In this dream, the Lord himself stands beside Jacob and makes him an extraordinary promise. It’s not just a promise for him, or his family, or the peoples around him. This dream embraces the whole world! Jacob is told, ‘All the families of the earth shall be blessed in you’. The promise of this dream is universal. In our darker, troubled moments we ask, does this include me?


You could say it’s a dream of harmony and unity … The promise of this dream is universal.


The answer is in the text. God says, ‘Know that I am with you and will keep you wherever you go … for I will not leave you until I have done what I have promised you’.

It’s at that moment perhaps that there’s a breakthrough for Jacob, and there can be for each of us too. We find ourselves thinking, ‘God is saying this to me, today’; and perhaps adding, ‘I need to remember those words. I must write them down, so that I don’t forget them. I need to learn them by heart, and repeat them to myself, again and again, so that I really, really believe them.’

God says, ‘Know that I am with you and will keep you wherever you go’.

And then the dream comes sharply to an end, as all good dreams do. Jacob wakes up and says, ‘Surely the Lord is in this place – and I did not know it!’

This is powerful stuff. Isn’t this our experience? We’re in some place, or conversation, or relationship – and, possibly at the time, but more often when we look back, we find ourselves saying with Jacob, ‘God was really with me then, even though I didn’t realise it at the time’.

Being in church together heightens our sensitivity to the presence of God everywhere. When we’re worshiping at Western in two weeks’ time, God really will be there with us. It will feel different, certainly, but God will surely be there. Even now he’s going ahead to prepare that place.

Jacob, waking up in the great outdoors, cries out in amazement, ‘This is none other than the house of God, and this is the gate of heaven’.

You and I may not use the words of Jacob, but there are moments when something in us cries out this truth.

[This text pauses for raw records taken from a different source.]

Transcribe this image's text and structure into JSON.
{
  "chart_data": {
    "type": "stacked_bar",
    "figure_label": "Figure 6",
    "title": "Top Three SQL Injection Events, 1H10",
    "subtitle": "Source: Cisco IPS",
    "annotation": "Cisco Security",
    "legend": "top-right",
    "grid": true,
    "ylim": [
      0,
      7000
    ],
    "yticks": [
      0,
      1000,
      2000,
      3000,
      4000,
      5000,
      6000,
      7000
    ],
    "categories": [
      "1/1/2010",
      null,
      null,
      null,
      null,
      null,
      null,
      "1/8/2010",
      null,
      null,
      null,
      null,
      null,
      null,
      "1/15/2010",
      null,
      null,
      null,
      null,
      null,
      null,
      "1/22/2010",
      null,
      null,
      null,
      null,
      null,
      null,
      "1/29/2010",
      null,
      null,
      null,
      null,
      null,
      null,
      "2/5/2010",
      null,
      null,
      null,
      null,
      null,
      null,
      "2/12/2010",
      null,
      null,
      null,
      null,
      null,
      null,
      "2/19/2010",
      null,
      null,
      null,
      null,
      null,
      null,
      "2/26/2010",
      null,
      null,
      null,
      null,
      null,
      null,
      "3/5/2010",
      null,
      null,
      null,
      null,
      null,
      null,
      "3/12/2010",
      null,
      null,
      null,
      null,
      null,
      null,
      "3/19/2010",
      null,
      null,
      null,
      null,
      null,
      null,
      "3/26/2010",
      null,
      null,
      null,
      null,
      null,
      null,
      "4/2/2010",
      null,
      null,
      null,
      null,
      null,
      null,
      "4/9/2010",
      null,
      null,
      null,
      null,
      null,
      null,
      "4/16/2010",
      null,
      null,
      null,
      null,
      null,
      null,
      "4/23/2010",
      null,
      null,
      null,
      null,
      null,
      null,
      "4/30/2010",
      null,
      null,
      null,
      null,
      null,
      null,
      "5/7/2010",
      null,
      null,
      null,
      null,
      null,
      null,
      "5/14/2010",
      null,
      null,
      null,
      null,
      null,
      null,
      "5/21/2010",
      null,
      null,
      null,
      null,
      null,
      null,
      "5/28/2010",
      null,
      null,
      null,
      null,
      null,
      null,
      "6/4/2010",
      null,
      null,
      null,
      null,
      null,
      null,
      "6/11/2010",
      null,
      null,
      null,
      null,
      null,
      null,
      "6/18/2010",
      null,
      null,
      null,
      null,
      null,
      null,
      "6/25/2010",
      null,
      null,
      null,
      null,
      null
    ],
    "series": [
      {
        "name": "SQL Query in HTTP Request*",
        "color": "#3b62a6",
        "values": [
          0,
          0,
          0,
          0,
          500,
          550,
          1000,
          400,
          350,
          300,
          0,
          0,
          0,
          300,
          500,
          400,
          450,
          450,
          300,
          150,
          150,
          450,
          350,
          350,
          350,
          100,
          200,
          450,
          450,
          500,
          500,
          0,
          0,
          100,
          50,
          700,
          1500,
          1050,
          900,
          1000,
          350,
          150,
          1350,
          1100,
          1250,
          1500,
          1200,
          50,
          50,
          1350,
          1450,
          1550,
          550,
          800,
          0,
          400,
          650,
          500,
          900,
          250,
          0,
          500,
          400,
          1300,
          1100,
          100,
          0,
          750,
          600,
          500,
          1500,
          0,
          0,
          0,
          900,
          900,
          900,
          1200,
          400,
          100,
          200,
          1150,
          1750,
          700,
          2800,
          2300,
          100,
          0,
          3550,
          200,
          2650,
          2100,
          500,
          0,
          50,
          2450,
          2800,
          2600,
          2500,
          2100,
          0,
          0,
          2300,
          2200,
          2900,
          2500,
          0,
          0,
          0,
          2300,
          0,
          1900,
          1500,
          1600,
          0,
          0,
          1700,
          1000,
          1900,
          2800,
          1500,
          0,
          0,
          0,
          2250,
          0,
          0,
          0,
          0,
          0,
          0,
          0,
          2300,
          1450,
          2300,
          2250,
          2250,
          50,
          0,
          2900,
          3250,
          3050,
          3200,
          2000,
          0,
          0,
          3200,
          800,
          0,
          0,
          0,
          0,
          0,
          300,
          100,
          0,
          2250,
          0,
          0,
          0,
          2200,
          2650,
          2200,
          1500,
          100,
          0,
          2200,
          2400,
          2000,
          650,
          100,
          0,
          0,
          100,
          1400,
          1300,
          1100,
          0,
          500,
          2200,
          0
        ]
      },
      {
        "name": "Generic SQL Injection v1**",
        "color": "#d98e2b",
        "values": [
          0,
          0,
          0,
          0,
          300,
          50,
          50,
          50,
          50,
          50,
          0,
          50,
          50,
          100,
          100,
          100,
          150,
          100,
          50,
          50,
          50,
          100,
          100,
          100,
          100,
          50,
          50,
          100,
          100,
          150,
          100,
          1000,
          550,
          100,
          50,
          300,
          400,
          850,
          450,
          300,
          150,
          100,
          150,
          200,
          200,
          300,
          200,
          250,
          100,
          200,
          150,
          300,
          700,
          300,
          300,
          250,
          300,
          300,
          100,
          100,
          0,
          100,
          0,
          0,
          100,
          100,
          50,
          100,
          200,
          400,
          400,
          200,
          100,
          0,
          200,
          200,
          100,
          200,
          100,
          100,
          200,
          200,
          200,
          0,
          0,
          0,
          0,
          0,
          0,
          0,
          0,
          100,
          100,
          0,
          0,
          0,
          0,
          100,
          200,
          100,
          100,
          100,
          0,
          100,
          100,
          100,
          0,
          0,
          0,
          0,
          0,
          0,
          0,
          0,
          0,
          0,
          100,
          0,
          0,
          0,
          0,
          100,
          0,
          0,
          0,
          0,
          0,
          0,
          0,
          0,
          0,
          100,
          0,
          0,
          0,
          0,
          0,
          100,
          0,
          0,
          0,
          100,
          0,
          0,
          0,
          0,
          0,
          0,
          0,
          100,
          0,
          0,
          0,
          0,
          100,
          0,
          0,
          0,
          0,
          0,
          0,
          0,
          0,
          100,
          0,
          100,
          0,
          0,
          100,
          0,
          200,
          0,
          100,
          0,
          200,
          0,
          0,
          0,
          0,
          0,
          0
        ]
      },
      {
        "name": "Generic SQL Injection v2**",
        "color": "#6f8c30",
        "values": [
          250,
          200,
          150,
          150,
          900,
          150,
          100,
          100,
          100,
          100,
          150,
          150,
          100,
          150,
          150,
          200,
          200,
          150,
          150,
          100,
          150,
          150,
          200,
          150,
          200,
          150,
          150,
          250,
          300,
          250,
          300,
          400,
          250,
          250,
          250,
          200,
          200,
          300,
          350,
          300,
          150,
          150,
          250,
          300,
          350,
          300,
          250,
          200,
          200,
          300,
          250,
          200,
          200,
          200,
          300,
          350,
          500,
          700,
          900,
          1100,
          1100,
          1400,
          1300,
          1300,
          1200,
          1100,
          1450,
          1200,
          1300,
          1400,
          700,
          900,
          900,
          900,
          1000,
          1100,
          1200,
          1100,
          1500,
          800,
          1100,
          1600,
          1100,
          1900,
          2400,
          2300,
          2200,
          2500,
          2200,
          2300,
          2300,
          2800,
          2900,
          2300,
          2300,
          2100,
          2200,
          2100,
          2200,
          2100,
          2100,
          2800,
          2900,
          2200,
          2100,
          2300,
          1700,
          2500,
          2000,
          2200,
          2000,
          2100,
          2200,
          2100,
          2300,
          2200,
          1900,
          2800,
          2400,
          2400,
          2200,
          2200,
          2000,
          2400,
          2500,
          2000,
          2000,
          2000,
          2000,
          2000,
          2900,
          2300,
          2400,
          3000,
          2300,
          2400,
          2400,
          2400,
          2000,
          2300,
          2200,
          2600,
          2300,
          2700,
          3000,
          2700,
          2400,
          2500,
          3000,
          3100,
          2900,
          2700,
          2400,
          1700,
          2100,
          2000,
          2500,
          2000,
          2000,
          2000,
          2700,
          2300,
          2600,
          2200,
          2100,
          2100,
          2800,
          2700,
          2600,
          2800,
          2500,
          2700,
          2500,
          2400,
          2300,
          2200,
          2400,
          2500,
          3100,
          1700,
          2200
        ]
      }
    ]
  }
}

It’s moments like these that keep us going when life is tough and the ambience for weekly worship is initially less conducive.

The story continues: ‘So Jacob rose early in the morning, and he took the stone that he had put under his head and set it up for a pillar and poured oil on the top of it’. Jacob could not leave without marking the spot. For the rest of his life it would be a holy place, because there he had encountered, and been encountered by, God. In all of our lives, there are without doubt holy places, holy times and holy people. It’s good to take time to acknowledge them and mark them – if only in our minds.

Next week we will acknowledge the holiness of St Paul’s as we hand it over to our builders for the coming year.

There isn’t time to explore today’s gospel reading in detail. In summary, Philip finds Nathanael and says to him, come and meet Jesus. Nathanael realises who Jesus is, but he can’t believe that Jesus knows or cares about who he is. Jesus makes it clear that he does know who Nathanael is and, what’s more, that he does care about him.

And Jesus makes Nathanael a great promise: ‘Very truly, I tell you, you will see heaven opened and the angels of God ascending and descending upon the Son of Man’. The ladder of Jacob’s dream has been replaced by the presence of God in his beloved Son, our Lord Jesus Christ.

In conclusion: to this day, the messenger angels of God continue their work of helping us to see what reality really looks like. Angel wings rustle everywhere.